Другие вожди белого движения? Деникин, по широко распространенному
мнению, был весьма способным во всех отношениях человеком, но в его
характере было много "уступчивости, покладистости", то есть, говоря прямее,
не хватало воли и решительности. Тут его превосходил Врангель, но ему были
свойственны излишнее честолюбие, властолюбие, даже тщеславие, что также
"сужало" его личность -- по масштабам, как писал Гучков, "нашего смутного
времени".
О других белых вождях -- Юдениче, Е.К. Миллере и др. -- с точки зрения
этих масштабов не приходится и говорить. На минуту представим себе такую
невероятную трасформацию: Ленин (и Троцкий) -- этот, по словам М. Алданова,
"заряд бешеной энергии" -- оказываются во главе белого лагеря, а Колчак,
Деникин и др. "переходят" в красный. Каков был бы ее итог?
Но если даже лидерам главной, антантофильской ориентации не хватало
"масштабности", то мелкотравчатость германофильских белых, как это хорошо
показывают "аваловские документы", просто бьет в глаза. Интриги и грызня
политических и общественных "деятелей", выражавшаяся в создании различных
"правительств", "советов", "комитетов" и т. д., вели к расколу и
неспособности создать даже видимость единства и централизации. Не отставали
и военные вожди. Почти каждый из них лелеял свои амбиции, не желал
подчиняться другому, вследствие чего создать сколько-нибудь значимый
Северо-Западный или Западный фронт, нацеленный на Петроград, оказалось
невозможным. Реально ли было русским германофилам в такой ситуации
рассчитывать на серьезную поддержку германских правящих кругов? Что касается
правительств независимых прибалтийских государств, то они, естественно, с
полным основанием, питали неприязнь к российским политикам и военным, даже
не слишком скрывавшим своих реваншистских -- монархических и имперских --
побуждений, желания использовать помощь прибалтов для достижения собственных
целей.
Тут не могли помочь никакие объединяющие заседания и совещания
(подобные, например, совещанию в Риге 26 августа 1919 г.). Как правило, они
заканчивались широковещательными декларациями, но ничего, в сущности, не
изменяли.
Летом 1919 г. особенно обострились отношения между Аваловым,
командовавшим Западной Добровольческой армией, и командующим Северо-Западной
армией генералом Юденичем. Юденич был антантофилом и отвергал германскую
помощь, считая, что немцы виновны перед Россией, так как "насадили в ней
большевизм", да и неспособны обеспечить ту поддержку, которая необходима
белому движению. Юденич требовал, чтобы аваловское русско-германское
воинство перешло из района Митавы под Нарву для совместного наступления на
Петроград. Но Авалов не торопился, явно саботируя приказы Юденича. Он имел
собственную цель: выйти под Двинск, где, как он считал, его войска (около 55
тыс., в том числе почти 40 тыс. германских солдат и офицеров) сыграют
"решающую роль в борьбе с большевизмом". Самомнение Авалова было велико.

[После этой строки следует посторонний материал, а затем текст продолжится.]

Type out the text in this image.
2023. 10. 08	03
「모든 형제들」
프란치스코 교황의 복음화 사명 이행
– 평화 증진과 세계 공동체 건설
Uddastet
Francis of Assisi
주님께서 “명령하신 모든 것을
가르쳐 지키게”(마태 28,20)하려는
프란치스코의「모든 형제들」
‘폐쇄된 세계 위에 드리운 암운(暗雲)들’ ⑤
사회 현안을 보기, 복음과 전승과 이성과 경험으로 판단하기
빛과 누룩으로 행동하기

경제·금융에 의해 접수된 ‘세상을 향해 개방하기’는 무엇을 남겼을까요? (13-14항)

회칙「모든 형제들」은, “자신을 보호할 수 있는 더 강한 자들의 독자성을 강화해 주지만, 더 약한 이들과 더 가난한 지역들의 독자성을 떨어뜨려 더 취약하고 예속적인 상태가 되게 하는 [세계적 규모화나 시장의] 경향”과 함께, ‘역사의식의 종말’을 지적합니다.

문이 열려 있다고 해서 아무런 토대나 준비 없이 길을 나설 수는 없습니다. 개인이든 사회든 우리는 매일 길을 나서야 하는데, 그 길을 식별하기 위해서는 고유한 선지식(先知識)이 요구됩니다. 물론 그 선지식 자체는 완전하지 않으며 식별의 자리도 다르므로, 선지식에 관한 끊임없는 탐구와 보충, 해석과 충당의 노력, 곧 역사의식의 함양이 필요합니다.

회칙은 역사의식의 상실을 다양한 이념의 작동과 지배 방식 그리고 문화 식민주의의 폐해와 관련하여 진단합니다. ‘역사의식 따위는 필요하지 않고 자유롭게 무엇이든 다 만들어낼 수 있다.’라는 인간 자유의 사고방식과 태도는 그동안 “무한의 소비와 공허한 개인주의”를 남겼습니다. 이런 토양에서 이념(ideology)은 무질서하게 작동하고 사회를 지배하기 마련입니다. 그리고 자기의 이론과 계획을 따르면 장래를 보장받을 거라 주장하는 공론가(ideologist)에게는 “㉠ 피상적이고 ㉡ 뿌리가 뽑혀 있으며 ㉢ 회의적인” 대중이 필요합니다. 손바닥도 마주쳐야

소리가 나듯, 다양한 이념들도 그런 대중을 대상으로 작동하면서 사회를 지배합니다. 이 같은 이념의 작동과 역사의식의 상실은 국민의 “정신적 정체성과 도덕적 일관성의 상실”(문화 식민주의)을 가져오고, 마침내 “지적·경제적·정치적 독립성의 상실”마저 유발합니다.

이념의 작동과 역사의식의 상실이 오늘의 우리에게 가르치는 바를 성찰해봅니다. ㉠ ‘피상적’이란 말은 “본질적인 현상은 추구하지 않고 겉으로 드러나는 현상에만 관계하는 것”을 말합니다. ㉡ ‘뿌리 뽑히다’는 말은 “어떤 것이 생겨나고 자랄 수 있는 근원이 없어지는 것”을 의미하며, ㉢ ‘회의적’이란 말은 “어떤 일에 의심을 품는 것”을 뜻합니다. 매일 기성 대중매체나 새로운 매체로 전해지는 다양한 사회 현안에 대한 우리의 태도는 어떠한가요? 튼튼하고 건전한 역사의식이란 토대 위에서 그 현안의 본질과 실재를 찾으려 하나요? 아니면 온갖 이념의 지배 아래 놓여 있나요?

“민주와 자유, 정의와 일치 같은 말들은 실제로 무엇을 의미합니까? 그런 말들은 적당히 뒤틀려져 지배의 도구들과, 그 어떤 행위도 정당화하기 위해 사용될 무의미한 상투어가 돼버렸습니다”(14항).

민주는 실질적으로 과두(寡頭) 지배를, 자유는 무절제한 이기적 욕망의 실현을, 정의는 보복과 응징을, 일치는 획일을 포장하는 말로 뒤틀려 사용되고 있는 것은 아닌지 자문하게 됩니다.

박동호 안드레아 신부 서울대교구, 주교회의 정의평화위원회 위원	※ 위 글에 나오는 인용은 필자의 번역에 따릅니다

Позднее он договорился до того, что если бы его армии не помешали союзники,
он бы смог захватить Петроград и, возможно, Москву, чем и обеспечил бы
победу всему белому движению 12. В антантовских союзников он не
верил. Если бы они действительно хотели помочь белым, -- считал он, -- они
бы это сделали. Как писал он позднее, одного только слова их было бы
"достаточно, чтобы положить конец гражданской войне в России". Но этого
слова они не хотели произносить в силу сугубо корыстных интересов, в жертву
которым они и приносили интересы России.
Свою точку зрения Авалов разными путями доводил до сведения Колчака и
Деникина, на что всегда следовал ответ, суть которого изложена в одной из
резолюций Деникина: "К черту Авалова с его немцами". Авалову категорически
предлагали подчиниться Юденичу. Но он уже прочно вошел в роль, которую
играл. В октябре 1919 г. его войска нанесли удар по латышским и эстонским
войскам, обстреляли Ригу и ее предместье. Авалов фактически начал войну с
Латвией, поддержанной союзниками. Юденич объявил Авалова изменником России.
Мотивы были очевидными: Авалов -- ставленник недавнего противника России,
Германии, ныне, вопреки Версальскому договору, стремящийся закрепиться в
прибалтике. Своими действиями Авалов резко ухудшает взаимоотношения "белой"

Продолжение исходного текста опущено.